While it may sound like a fairly new business venture, Mercury Marine (Quicksilver) has offered products to the dirt track racing family with great success over the last decade. The brand has become more popular with each passing year and no one raises an eyebrow that an boat motor company sells crate engines under the Quicksilver brand. What may have people raising an eyebrow is when we tell them that Mercury Marine totally dominated NASCAR every year of their involvement – reaching back to the mid-1950s.
How does any of this relate to dirt track racing? For the two years that Carl Kiekhaefer’s Mercury team was involved in NASCAR’s top series, 80 of the 101 races that were held in 1955 and 1956 were run on dirt tracks. Of those 80 dirt track races, the Mercury Marine team won 45 of the events. Add another 7 on paved tracks for a total of 52 wins out of 101 races. It doesn’t take a mathematician to figure out that their average was well over 50 percent, which means over half of the time they showed up at the track, they won.
How It Began
Carl Kiekhaefer felt that he could use the exciting sport of car racing to help promote and sell products from his successful boat motor company. In 1954, he sponsored a couple of 1954 Chrysler New Yorker coupes driven by Tony Bettenhausen and Frank Mundy, at the Milwaukee Mile. Car owner Kiekhaefer won the three races that he had entered.

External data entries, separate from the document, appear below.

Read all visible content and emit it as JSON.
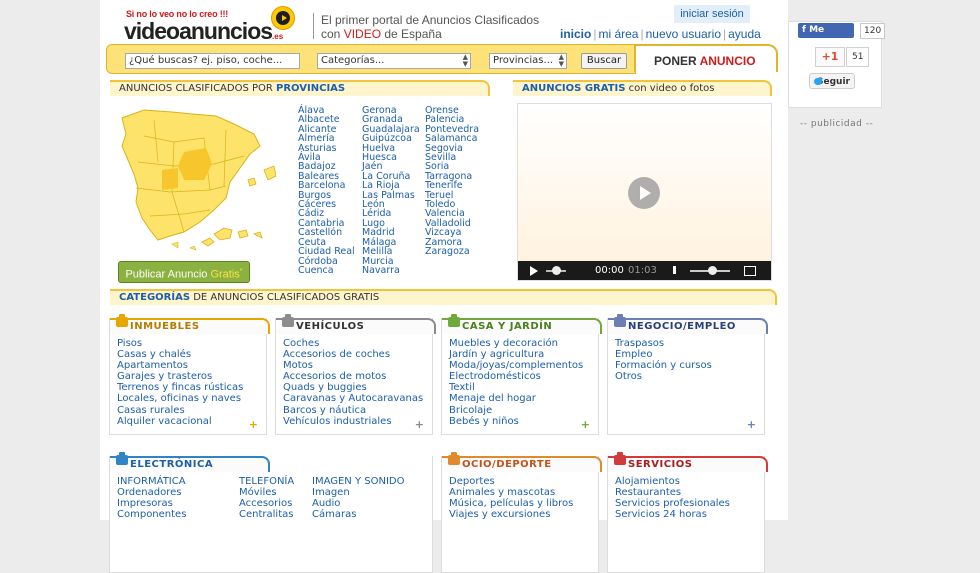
{
  "header": {
    "tagline_small": "Si no lo veo no lo creo !!!",
    "logo_video": "video",
    "logo_anuncios": "anuncios",
    "logo_es": ".es",
    "slogan_line1": "El primer portal de Anuncios Clasificados",
    "slogan_con": "con ",
    "slogan_video": "VIDEO",
    "slogan_end": " de España",
    "login": "iniciar sesión",
    "nav": [
      "inicio",
      "mi área",
      "nuevo usuario",
      "ayuda"
    ]
  },
  "search": {
    "query_placeholder": "¿Qué buscas? ej. piso, coche...",
    "category_selected": "Categorías...",
    "province_selected": "Provincias...",
    "button": "Buscar",
    "post_ad_prefix": "PONER ",
    "post_ad_word": "ANUNCIO"
  },
  "provinces_section": {
    "title_prefix": "ANUNCIOS CLASIFICADOS POR ",
    "title_bold": "PROVINCIAS",
    "columns": [
      [
        "Álava",
        "Albacete",
        "Alicante",
        "Almería",
        "Asturias",
        "Ávila",
        "Badajoz",
        "Baleares",
        "Barcelona",
        "Burgos",
        "Cáceres",
        "Cádiz",
        "Cantabria",
        "Castellón",
        "Ceuta",
        "Ciudad Real",
        "Córdoba",
        "Cuenca"
      ],
      [
        "Gerona",
        "Granada",
        "Guadalajara",
        "Guipúzcoa",
        "Huelva",
        "Huesca",
        "Jaén",
        "La Coruña",
        "La Rioja",
        "Las Palmas",
        "León",
        "Lérida",
        "Lugo",
        "Madrid",
        "Málaga",
        "Melilla",
        "Murcia",
        "Navarra"
      ],
      [
        "Orense",
        "Palencia",
        "Pontevedra",
        "Salamanca",
        "Segovia",
        "Sevilla",
        "Soria",
        "Tarragona",
        "Tenerife",
        "Teruel",
        "Toledo",
        "Valencia",
        "Valladolid",
        "Vizcaya",
        "Zamora",
        "Zaragoza"
      ]
    ],
    "publish_prefix": "Publicar Anuncio ",
    "publish_gratis": "Gratis",
    "publish_sup": "*"
  },
  "video_section": {
    "title_bold": "ANUNCIOS GRATIS",
    "title_rest": " con video o fotos",
    "time_current": "00:00",
    "time_total": "01:03"
  },
  "categories_section": {
    "title_bold": "CATEGORÍAS",
    "title_rest": " DE ANUNCIOS CLASIFICADOS GRATIS",
    "boxes": [
      {
        "title": "INMUEBLES",
        "color": "#e6a800",
        "text": "#b57d00",
        "icon": "house-icon",
        "plus": "+",
        "links": [
          "Pisos",
          "Casas y chalés",
          "Apartamentos",
          "Garajes y trasteros",
          "Terrenos y fincas rústicas",
          "Locales, oficinas y naves",
          "Casas rurales",
          "Alquiler vacacional"
        ]
      },
      {
        "title": "VEHÍCULOS",
        "color": "#8c8c8c",
        "text": "#333333",
        "icon": "car-icon",
        "plus": "+",
        "links": [
          "Coches",
          "Accesorios de coches",
          "Motos",
          "Accesorios de motos",
          "Quads y buggies",
          "Caravanas y Autocaravanas",
          "Barcos y náutica",
          "Vehículos industriales"
        ]
      },
      {
        "title": "CASA Y JARDÍN",
        "color": "#6fa83b",
        "text": "#4a7f1d",
        "icon": "tree-icon",
        "plus": "+",
        "links": [
          "Muebles y decoración",
          "Jardín y agricultura",
          "Moda/joyas/complementos",
          "Electrodomésticos",
          "Textil",
          "Menaje del hogar",
          "Bricolaje",
          "Bebés y niños"
        ]
      },
      {
        "title": "NEGOCIO/EMPLEO",
        "color": "#6b7fb5",
        "text": "#2b3f78",
        "icon": "people-icon",
        "plus": "+",
        "links": [
          "Traspasos",
          "Empleo",
          "Formación y cursos",
          "Otros"
        ]
      },
      {
        "title": "ELECTRÓNICA",
        "color": "#2f84c6",
        "text": "#1d5fa8",
        "icon": "ipod-icon",
        "links": [
          "INFORMÁTICA",
          "Ordenadores",
          "Impresoras",
          "Componentes"
        ],
        "links2": [
          "TELEFONÍA",
          "Móviles",
          "Accesorios",
          "Centralitas"
        ],
        "links3": [
          "IMAGEN Y SONIDO",
          "Imagen",
          "Audio",
          "Cámaras"
        ]
      },
      {
        "title": "OCIO/DEPORTE",
        "color": "#e08a2c",
        "text": "#c2521a",
        "icon": "ticket-icon",
        "links": [
          "Deportes",
          "Animales y mascotas",
          "Música, películas y libros",
          "Viajes y excursiones"
        ]
      },
      {
        "title": "SERVICIOS",
        "color": "#d13b3b",
        "text": "#a51e1e",
        "icon": "spain-map-icon",
        "links": [
          "Alojamientos",
          "Restaurantes",
          "Servicios profesionales",
          "Servicios 24 horas"
        ]
      }
    ]
  },
  "social": {
    "fb_label": "Me gusta",
    "fb_count": "120",
    "gplus_label": "+1",
    "gplus_count": "51",
    "twitter_label": "Seguir"
  },
  "ad_label": "-- publicidad --"
}
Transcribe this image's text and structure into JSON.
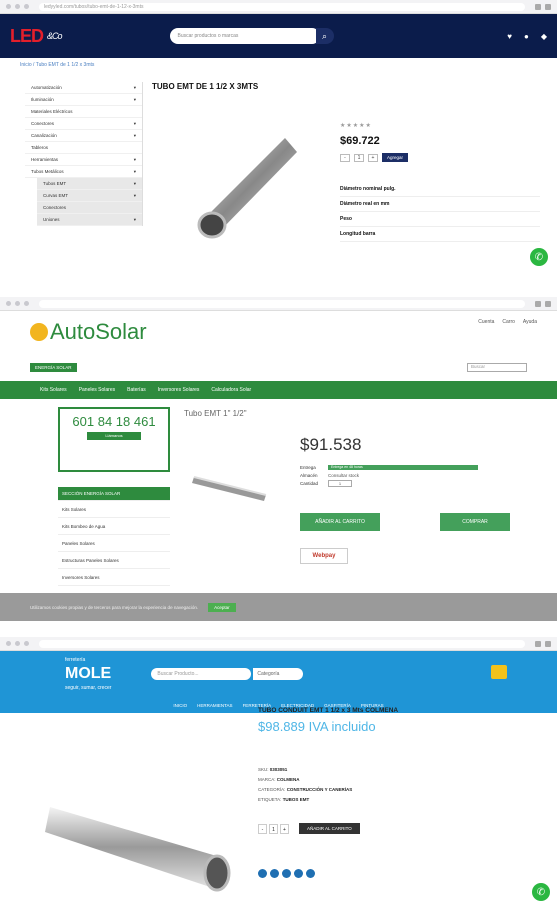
{
  "panel1": {
    "url": "ledyyled.com/tubos/tubo-emt-de-1-12-x-3mts",
    "logo": "LED",
    "logo_sub": "&Co",
    "search_placeholder": "Buscar productos o marcas",
    "breadcrumb": "Inicio / Tubo EMT de 1 1/2 x 3mts",
    "sidebar": [
      "Automatización",
      "Iluminación",
      "Materiales Eléctricos",
      "Conectores",
      "Canalización",
      "Tableros",
      "Herramientas",
      "Tubos Metálicos"
    ],
    "sidebar_sub": [
      "Tubos EMT",
      "Curvas EMT",
      "Conectores",
      "Uniones"
    ],
    "title": "TUBO EMT DE 1 1/2 X 3MTS",
    "stars": "★★★★★",
    "price": "$69.722",
    "add_label": "Agregar",
    "specs": [
      "Diámetro nominal pulg.",
      "Diámetro real en mm",
      "Peso",
      "Longitud barra"
    ]
  },
  "panel2": {
    "logo": "AutoSolar",
    "badge": "ENERGÍA SOLAR",
    "top_links": [
      "Cuenta",
      "Carro",
      "Ayuda"
    ],
    "search_placeholder": "Buscar",
    "nav": [
      "Kits Solares",
      "Paneles Solares",
      "Baterías",
      "Inversores Solares",
      "Calculadora Solar"
    ],
    "phone": "601 84 18 461",
    "phone_button": "Llámanos",
    "menu_head": "SECCIÓN ENERGÍA SOLAR",
    "menu": [
      "Kits Solares",
      "Kits Bombeo de Agua",
      "Paneles Solares",
      "Estructuras Paneles Solares",
      "Inversores Solares"
    ],
    "title": "Tubo EMT 1\" 1/2\"",
    "price": "$91.538",
    "rows": [
      [
        "Entrega",
        "Entrega en 48 horas"
      ],
      [
        "Almacén",
        "Consultar stock"
      ],
      [
        "Cantidad",
        "1"
      ]
    ],
    "buy_button": "AÑADIR AL CARRITO",
    "buy_now": "COMPRAR",
    "webpay": "Webpay",
    "cookie_text": "Utilizamos cookies propias y de terceros para mejorar la experiencia de navegación.",
    "cookie_accept": "Aceptar"
  },
  "panel3": {
    "logo": "MOLE",
    "logo_top": "ferretería",
    "logo_sub": "seguir, sumar, crecer",
    "search_placeholder": "Buscar Producto...",
    "category": "Categoría",
    "nav": [
      "INICIO",
      "HERRAMIENTAS",
      "FERRETERÍA",
      "ELECTRICIDAD",
      "GASFITERÍA",
      "PINTURAS"
    ],
    "title": "TUBO CONDUIT EMT 1 1/2 x 3 Mts COLMENA",
    "price": "$98.889 IVA incluido",
    "meta": [
      [
        "SKU:",
        "0303051"
      ],
      [
        "MARCA:",
        "COLMENA"
      ],
      [
        "CATEGORÍA:",
        "CONSTRUCCIÓN Y CANERÍAS"
      ],
      [
        "ETIQUETA:",
        "TUBOS EMT"
      ]
    ],
    "qty": "1",
    "add_button": "AÑADIR AL CARRITO"
  }
}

Having such great success, and being bitten by the racing bug, Kiekhaefer bought a few Chrysler 300s and entered into NASCAR’s 1955 season. Knowing that his Kiekhaefer Mercury company name and reputation was on the line, he sparred no expense. He bought top equipment, fielded a full team, bought a couple of transporters – things that were unheard of at that time.
Showing up for the first race of the season with former Champion Tim Flock , who would become the primary driver for the team. Flock ended up racing in a grueling 38 events, taking 18 wins and 18 poles en route to the 1955 NASCAR Grand National Championship. The grind took a toll on Kiekhaefer and Flock’s relationship and the the pair had a falling out at the beginning of the next season.
Hardcore driver Buck Baker was the primary driver for the Kiekhaefer Mercury team for the 1956 season. In 44 events that he entered, Baker won 14 races, 12 poles, and racked up an amazing 35 top 10 finishes. He captured the team’s second NASCAR Championship. In all, the Mercury Marine team had drivers that finished first, second, third and ninth in the series point standings.
The domination shown by the Mercury team was so overwhelming that it led to accusations of cheating, and turned many fans against the team. Kiekhaefer left NASCAR for fear of a backlash that would affect Mercury sales. He did not leave motorsports however, and went on to be equally as dominant in watersports.
What Quicksilver Does Today
Started in 1950, Quicksilver has branded themselves as a major player in the motorsports industry with quality marine parts, accessories and engine car products. They are also the premiere supplier of Mercury Marine equipment, replacement parts, and accessories. This includes a line of circle track race engines.
These dependable crate engines are built with a focus on helping racers lower engine operating costs, helping the teams stay on the track and win races. Their line includes the 383 CT engine that is exactly what it sounds like. A 383ci cast-iron engine with a 4bbl dual plane manifold that is built to run on 87 and higher octane.
Another crate engine in the lineup is tailor-made for stock car and modified series. The 357 CT crate features 9.4:1 compression, a roller cam, with a 4bbl dual plane manifold that is built to run on 87 and higher octane.
These crate engines have been so popular that a couple of tracks are talking about starting a series specifically for Quicksilver sealed crate engines. Keep your ear out for more news on these series.